Metadata-Version: 2.3
Name: ocr-detection
Version: 0.4.1
Summary: A Python library to detect whether PDF pages contain extractable text or are scanned images requiring OCR
Keywords: pdf,ocr,text-extraction,document-processing,pdf-analysis
Author: satish
Author-email: satish <satish860@gmail.com>
License: MIT
Classifier: Development Status :: 4 - Beta
Classifier: Intended Audience :: Developers
Classifier: License :: OSI Approved :: MIT License
Classifier: Programming Language :: Python :: 3
Classifier: Programming Language :: Python :: 3.13
Classifier: Topic :: Software Development :: Libraries :: Python Modules
Classifier: Topic :: Text Processing :: General
Classifier: Topic :: Multimedia :: Graphics :: Graphics Conversion
Requires-Dist: pymupdf>=1.23.0
Requires-Dist: pdfplumber>=0.10.0
Maintainer: satish
Maintainer-email: satish <satish860@gmail.com>
Requires-Python: >=3.13
Project-URL: Documentation, https://github.com/satish860/ocr-detection#readme
Project-URL: Homepage, https://github.com/satish860/ocr-detection
Project-URL: Issues, https://github.com/satish860/ocr-detection/issues
Project-URL: Repository, https://github.com/satish860/ocr-detection
Description-Content-Type: text/markdown

# OCR Detection Library

A Python library to analyze PDF pages and determine whether they contain extractable text or are scanned images requiring OCR processing.

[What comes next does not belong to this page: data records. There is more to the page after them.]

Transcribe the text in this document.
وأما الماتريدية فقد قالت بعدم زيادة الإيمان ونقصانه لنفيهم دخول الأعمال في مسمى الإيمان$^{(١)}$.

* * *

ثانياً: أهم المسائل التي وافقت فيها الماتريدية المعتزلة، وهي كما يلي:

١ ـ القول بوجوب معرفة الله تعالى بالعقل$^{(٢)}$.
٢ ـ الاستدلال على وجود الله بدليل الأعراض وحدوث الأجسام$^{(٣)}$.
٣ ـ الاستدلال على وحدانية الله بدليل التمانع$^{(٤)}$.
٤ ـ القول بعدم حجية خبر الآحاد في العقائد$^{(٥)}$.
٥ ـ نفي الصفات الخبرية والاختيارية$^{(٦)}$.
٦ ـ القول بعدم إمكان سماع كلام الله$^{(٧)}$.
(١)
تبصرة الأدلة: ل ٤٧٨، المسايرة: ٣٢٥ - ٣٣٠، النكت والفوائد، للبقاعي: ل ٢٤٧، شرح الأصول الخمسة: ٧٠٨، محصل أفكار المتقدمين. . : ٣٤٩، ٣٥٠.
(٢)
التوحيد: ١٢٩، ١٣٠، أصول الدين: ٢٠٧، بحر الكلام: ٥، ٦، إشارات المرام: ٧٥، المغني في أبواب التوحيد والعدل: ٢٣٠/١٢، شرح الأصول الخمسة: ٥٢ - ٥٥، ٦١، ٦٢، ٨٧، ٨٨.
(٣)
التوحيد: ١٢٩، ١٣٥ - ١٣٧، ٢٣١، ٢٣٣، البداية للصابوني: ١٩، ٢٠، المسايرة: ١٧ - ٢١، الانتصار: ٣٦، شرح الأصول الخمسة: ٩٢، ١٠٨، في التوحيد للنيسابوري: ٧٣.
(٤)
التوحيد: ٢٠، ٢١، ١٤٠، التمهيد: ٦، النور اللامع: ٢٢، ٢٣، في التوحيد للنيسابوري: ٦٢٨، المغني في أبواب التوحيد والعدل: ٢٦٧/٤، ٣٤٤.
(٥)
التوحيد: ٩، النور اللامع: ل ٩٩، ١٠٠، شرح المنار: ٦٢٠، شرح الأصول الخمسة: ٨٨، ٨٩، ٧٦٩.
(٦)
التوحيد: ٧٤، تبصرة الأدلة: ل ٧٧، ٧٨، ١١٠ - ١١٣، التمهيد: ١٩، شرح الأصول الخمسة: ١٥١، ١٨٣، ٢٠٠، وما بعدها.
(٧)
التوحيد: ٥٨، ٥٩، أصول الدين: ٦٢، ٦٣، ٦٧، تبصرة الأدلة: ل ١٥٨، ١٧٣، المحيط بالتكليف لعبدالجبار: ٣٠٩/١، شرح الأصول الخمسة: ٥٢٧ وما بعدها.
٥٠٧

**NEW in v0.3.0**: Smart Image Extraction provides **5x faster** performance for scanned PDFs with **33% less memory usage**! Now includes **40x faster** default processing mode and optimized parallel processing for large documents.

## Features

- **Page Type Detection**: Automatically classifies PDF pages as text, scanned, mixed, or empty
- **Smart Image Extraction**: 5x faster image processing for scanned PDFs using embedded images
- **Base64 Image Output**: Get page images as base64-encoded strings for visualization
- **Dual Processing Modes**: Fast mode (40x faster) for speed, accuracy mode for precision
- **Parallel Processing**: Fast analysis of large PDFs using multi-threading (up to 8x speedup)
- **Confidence Scoring**: Reliability indicators for classifications
- **Memory Efficient**: 33% reduction in memory usage with optimized image handling
- **Simple API**: Easy-to-use interface with minimal complexity

## Installation

```bash
# Clone or download the project
cd ocr-detection

# Install with uv (recommended)
uv sync

# Or install with pip
pip install ocr-detection
```

## Usage

### Quick Start

```python
from ocr_detection import detect_ocr

# RECOMMENDED: Serverless mode with images - optimal for most use cases
# (12-17s for 1000+ pages, includes optimized images for OCR processing)
result = detect_ocr("document.pdf", serverless_mode=True, include_images=True)

# RECOMMENDED: Serverless mode for classification only - ultra-fast
# (sub-2 seconds for 1000+ pages, no images)
result = detect_ocr("document.pdf", serverless_mode=True)

# Traditional fast mode - 40x faster than accuracy mode
result = detect_ocr("document.pdf")

# Accuracy mode - slowest but most precise
result = detect_ocr("document.pdf", accuracy_mode=True)

print(result)
# Output: {"status": "partial", "pages": [1, 3, 7, 12]}

# Check the status
if result['status'] == "true":
    print("All pages need OCR")
elif result['status'] == "false":
    print("No pages need OCR")
else:  # partial
    print(f"Pages needing OCR: {result['pages']}")
```

### Recommended Usage (Serverless Optimized)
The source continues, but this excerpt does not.